Rishi Sunak is the first British Asian Hindu to become Prime Minister and only the second from an ethnic minority to hold the post since Benjamin Disraeli, who was Jewish.
As a British Asian myself, I see his appointment as symbolic – at last the bar to the highest power in the land has been lifted for people of colour.
Whether or not you like the man, or agree with his policies, having a non-white prime minister is something we should all feel proud of. Even when Barack Obama became the first Black president of the USA in 2008, I couldn’t imagine a Black or Asian person being elected to lead our nation in my lifetime.
While Rishi has not yet been elected by the public, I acknowledge I’m living at a time when the Prime Minister and I share the same skin colour and can also relate to some specific cultural experiences.
His appointment will have a positive impact on ethnic minority kids up and down this land. If this brown man can, then it gives hope that others can too.
Now that Rishi is PM, he has already been subjected to a myriad of memes – and he can look forward to many more.
We all enjoyed those relating to Liz Truss and her shortest premiership in history, and those targeting Boris during Partygate, and Dominic Cummings and Matt Hancock during the pandemic.
These cleverly created online pieces of comedy make me laugh on a daily basis. They are a constant source of entertainment and light relief.
As soon as Rishi was appointed PM, memes flooded into my feed.
One showed him arriving at No 10 on a bike with 10 other people hanging off it, and another depicted his new home with lots of shoes stacked outside.

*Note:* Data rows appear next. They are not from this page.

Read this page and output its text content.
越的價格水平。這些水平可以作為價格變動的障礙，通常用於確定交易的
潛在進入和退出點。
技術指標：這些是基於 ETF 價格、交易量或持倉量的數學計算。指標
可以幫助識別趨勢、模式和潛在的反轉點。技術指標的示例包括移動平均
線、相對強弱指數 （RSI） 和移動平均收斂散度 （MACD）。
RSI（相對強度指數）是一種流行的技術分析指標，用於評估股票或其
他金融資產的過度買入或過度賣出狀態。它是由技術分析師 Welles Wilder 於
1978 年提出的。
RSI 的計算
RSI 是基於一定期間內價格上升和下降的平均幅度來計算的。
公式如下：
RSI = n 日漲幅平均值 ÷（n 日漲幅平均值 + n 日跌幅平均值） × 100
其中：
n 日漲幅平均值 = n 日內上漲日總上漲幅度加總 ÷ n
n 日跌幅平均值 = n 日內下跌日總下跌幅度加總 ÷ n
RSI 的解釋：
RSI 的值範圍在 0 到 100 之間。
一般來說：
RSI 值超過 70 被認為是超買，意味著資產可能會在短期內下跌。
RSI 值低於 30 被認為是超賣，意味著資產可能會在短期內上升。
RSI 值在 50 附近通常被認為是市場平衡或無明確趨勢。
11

I belly-laughed at all of them until one of my followers on social media said: “I find all these very uncomfortable to see – I think they are racist.”
But I don’t see them this way at all. If I as an Asian person can laugh at white politicians, why can’t white people laugh at an Asian one? For many ethnic minorities, we have been so used to every aspect of our lives being taken the mickey out of that it has now become water off a duck’s back.
I have grown older and wiser and understand that no one can offend me unless I choose to be offended.
I’m sure that if Rishi sees these memes, he would laugh too – because one of the most significant things that has happened to my generation of British Asians has been learning not take ourselves too seriously. My friends, whether Black, White, Asian or Chinese, are constantly taking the mickey out of each other’s cultures, accents and religions – and boy do we laugh.
Of course we still have to explore what is acceptable and what is not.
But it’s safe to say that if you see an Asian person laughing at a Rishi Sunak meme, it means it’s funny, so chill out and have a giggle too.